Before the Second World War, Singapore was richer than any Asian metropolis except for Tokyo, and by far the most ethnically diverse. But in 1965, it had independence forced upon it in a sudden rupture with newly formed Malaysia and found itself facing catastrophe. It took the bloody-minded determination and vision of Lee Kuan Yew, its founding premier, to take a small island of diverse ethnic groups with a broken economy and meld it into Asia's first globalised city.
Lion City tells this extraordinary story, in doing so examining the different faces of Singaporean life - from food to culture to art and politics - and describing how the different ethnic groups of Singapore were forged by Lee into a distinctive Singaporean identity.
It also reveals the way that its combination of economic freedom, clean government and political authoritarianism has been studied as a model around world, but particularly in Asia, and how it compares it in particular to Hong Kong, at a time when fate of the latter hangs in the balance.
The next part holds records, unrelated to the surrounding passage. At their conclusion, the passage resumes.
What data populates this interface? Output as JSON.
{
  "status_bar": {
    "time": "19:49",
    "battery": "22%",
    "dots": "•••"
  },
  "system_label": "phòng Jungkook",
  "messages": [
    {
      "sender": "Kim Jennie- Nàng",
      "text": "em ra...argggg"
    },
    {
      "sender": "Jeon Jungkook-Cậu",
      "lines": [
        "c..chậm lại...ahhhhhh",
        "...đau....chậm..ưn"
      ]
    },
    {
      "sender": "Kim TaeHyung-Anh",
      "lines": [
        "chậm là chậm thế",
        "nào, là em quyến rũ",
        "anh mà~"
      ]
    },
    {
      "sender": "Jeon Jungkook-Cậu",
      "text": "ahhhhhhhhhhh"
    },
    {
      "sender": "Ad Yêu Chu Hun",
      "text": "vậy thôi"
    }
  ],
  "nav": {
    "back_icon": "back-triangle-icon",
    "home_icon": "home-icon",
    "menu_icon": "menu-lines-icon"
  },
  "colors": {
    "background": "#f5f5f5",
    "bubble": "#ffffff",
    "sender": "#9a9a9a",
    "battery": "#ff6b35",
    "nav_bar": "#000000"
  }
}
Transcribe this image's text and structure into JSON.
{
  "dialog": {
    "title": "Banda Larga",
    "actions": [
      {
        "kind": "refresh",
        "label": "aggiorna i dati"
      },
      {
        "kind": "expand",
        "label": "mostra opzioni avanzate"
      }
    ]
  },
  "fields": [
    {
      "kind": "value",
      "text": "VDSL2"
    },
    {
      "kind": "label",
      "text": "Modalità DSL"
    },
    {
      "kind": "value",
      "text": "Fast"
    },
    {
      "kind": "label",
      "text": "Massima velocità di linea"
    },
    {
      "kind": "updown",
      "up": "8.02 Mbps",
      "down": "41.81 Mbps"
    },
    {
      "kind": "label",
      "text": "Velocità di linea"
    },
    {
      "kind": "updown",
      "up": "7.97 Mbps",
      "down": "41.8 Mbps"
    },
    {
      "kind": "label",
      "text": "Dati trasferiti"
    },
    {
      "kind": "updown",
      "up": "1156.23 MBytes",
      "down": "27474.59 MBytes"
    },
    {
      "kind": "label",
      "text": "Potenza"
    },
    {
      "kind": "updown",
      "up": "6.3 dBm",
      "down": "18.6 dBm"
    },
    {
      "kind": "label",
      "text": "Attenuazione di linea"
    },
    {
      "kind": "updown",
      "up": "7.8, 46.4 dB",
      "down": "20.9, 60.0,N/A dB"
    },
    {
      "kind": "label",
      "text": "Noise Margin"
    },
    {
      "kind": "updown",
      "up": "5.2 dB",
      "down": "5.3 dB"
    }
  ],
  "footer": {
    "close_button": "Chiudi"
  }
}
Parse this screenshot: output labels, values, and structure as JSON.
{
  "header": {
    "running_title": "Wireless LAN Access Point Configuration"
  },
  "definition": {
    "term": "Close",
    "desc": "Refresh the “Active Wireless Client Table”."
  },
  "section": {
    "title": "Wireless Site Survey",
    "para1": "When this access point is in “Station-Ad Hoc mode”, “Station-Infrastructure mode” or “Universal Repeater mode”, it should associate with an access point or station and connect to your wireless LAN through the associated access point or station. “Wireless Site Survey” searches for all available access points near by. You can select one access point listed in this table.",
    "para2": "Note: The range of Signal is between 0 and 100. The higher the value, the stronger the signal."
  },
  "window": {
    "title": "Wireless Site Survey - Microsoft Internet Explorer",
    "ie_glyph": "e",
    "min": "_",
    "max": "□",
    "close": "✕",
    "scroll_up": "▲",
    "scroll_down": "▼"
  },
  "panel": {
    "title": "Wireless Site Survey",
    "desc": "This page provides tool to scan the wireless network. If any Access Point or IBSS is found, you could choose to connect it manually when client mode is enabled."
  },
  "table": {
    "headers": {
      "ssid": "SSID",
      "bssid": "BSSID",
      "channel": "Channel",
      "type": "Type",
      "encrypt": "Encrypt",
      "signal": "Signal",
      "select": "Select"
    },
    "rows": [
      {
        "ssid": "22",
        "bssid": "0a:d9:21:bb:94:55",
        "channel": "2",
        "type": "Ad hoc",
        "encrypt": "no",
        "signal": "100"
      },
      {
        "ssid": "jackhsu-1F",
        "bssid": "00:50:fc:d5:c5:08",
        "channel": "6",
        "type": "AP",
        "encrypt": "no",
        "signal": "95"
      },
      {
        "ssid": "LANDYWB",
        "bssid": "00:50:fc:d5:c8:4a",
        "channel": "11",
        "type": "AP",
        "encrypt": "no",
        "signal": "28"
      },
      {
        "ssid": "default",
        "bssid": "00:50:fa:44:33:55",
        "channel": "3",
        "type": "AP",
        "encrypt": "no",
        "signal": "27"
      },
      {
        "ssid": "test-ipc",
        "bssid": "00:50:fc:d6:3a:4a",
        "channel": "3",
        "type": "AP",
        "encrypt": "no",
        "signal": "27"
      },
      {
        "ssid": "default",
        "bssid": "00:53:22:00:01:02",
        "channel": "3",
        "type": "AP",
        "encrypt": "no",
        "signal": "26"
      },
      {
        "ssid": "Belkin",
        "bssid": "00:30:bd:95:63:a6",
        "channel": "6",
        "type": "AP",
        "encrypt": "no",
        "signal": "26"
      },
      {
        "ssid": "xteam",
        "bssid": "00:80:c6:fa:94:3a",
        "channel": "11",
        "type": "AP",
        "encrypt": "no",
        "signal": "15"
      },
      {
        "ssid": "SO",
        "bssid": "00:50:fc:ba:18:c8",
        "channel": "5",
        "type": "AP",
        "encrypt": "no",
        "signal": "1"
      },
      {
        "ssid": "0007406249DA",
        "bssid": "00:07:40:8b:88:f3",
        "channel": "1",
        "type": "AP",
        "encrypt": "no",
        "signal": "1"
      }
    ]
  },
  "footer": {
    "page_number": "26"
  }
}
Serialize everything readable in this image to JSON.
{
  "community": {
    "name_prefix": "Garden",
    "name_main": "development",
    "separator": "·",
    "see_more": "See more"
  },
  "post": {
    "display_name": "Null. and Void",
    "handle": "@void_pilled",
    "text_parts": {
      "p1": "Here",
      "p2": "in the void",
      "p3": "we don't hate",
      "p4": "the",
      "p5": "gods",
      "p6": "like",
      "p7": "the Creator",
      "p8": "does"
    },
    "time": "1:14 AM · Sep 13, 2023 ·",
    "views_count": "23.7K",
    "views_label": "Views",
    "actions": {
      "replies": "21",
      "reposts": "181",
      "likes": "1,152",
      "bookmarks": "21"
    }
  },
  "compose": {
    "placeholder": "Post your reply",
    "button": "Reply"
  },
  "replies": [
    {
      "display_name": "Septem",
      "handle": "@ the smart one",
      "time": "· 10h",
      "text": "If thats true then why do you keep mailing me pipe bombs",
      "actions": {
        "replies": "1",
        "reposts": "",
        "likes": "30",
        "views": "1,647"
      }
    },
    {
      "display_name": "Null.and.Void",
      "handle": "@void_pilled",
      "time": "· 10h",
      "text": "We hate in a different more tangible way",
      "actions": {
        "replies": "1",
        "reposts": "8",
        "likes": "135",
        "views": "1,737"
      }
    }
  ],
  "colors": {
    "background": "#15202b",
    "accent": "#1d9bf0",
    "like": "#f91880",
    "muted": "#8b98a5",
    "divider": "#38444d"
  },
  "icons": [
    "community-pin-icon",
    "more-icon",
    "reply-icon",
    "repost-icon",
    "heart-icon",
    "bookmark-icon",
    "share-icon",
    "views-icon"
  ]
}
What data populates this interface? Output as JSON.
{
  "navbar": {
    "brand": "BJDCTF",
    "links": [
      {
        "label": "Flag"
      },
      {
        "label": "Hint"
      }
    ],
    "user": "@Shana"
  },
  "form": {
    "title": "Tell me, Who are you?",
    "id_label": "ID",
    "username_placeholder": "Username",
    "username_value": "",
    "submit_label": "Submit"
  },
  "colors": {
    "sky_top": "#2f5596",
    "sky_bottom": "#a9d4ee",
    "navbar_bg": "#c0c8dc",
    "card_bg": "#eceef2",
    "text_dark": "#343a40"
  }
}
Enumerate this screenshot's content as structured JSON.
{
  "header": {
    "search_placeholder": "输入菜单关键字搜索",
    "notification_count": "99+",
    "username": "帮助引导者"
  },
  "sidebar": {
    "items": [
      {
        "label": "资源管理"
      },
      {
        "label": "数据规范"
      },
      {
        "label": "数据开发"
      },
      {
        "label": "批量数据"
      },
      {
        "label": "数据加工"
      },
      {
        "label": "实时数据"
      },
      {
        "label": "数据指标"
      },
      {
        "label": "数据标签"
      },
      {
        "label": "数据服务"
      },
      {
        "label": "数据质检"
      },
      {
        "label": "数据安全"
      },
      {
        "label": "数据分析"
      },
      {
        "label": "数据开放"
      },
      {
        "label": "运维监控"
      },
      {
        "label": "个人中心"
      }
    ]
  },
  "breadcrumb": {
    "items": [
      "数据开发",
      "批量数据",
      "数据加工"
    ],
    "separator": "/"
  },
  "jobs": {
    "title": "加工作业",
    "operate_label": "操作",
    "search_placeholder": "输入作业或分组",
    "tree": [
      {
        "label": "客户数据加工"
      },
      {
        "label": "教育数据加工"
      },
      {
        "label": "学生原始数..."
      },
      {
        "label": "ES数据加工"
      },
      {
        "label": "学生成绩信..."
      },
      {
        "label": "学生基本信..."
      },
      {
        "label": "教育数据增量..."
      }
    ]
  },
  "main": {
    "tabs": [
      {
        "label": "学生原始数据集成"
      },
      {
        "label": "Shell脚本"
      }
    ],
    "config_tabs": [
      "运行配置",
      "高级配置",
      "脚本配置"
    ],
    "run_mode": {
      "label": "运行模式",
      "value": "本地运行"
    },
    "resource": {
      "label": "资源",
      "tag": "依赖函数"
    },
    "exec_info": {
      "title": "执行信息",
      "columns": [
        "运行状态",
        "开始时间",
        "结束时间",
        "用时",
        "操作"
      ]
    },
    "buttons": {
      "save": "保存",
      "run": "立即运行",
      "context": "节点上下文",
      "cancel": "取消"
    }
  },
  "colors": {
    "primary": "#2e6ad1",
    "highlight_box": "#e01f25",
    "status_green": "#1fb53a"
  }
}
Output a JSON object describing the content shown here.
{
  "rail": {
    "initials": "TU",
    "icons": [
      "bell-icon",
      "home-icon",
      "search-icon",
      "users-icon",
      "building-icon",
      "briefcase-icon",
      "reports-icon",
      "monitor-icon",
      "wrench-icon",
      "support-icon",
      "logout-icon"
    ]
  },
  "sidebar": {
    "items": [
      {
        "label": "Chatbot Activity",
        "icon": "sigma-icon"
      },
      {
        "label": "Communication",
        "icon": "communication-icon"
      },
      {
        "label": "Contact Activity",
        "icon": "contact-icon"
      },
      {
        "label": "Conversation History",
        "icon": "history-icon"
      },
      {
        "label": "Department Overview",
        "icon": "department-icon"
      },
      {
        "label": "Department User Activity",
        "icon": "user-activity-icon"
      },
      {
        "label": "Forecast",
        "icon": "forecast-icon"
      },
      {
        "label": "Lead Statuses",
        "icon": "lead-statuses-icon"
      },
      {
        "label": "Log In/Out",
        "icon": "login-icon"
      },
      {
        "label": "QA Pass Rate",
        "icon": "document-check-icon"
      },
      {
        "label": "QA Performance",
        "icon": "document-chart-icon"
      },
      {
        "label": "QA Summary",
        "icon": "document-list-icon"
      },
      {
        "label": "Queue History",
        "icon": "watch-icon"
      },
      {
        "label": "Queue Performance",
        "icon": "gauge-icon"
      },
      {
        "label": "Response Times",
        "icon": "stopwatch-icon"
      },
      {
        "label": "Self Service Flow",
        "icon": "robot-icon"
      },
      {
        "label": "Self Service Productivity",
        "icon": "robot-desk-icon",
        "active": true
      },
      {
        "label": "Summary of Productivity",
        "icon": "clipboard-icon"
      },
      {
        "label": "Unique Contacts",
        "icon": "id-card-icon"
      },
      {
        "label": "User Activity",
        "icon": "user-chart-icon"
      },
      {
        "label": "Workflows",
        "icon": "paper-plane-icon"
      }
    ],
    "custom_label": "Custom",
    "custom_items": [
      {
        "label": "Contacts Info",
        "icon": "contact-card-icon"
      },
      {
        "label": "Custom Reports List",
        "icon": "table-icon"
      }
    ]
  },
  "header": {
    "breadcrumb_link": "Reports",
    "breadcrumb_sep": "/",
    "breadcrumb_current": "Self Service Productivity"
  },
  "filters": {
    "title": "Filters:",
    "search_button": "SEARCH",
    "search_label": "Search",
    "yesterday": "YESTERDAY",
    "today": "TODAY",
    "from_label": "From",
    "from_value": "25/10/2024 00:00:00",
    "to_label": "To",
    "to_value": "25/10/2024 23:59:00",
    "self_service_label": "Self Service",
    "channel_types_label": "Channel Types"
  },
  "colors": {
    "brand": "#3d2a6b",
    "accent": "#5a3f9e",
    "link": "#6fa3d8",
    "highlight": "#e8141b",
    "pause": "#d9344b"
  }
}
The book also looks at Singapore's - and east Asia's - future. Today, as Hong Kong struggles to resist assimilation into China, Singapore's value as a neutral base for business is rising again. Its strategic location between China and India is also more significant than ever at a time when these two economies are growing rapidly in importance. Although Singapore remains one of the most Westernized societies in Asia, with strong political, military and economic links to the US in particular, this is beginning to shift as China's influence in the region grows. Finally, as birth rates plummet to far below replacement levels, the book examines the demographic challenge faced by the city.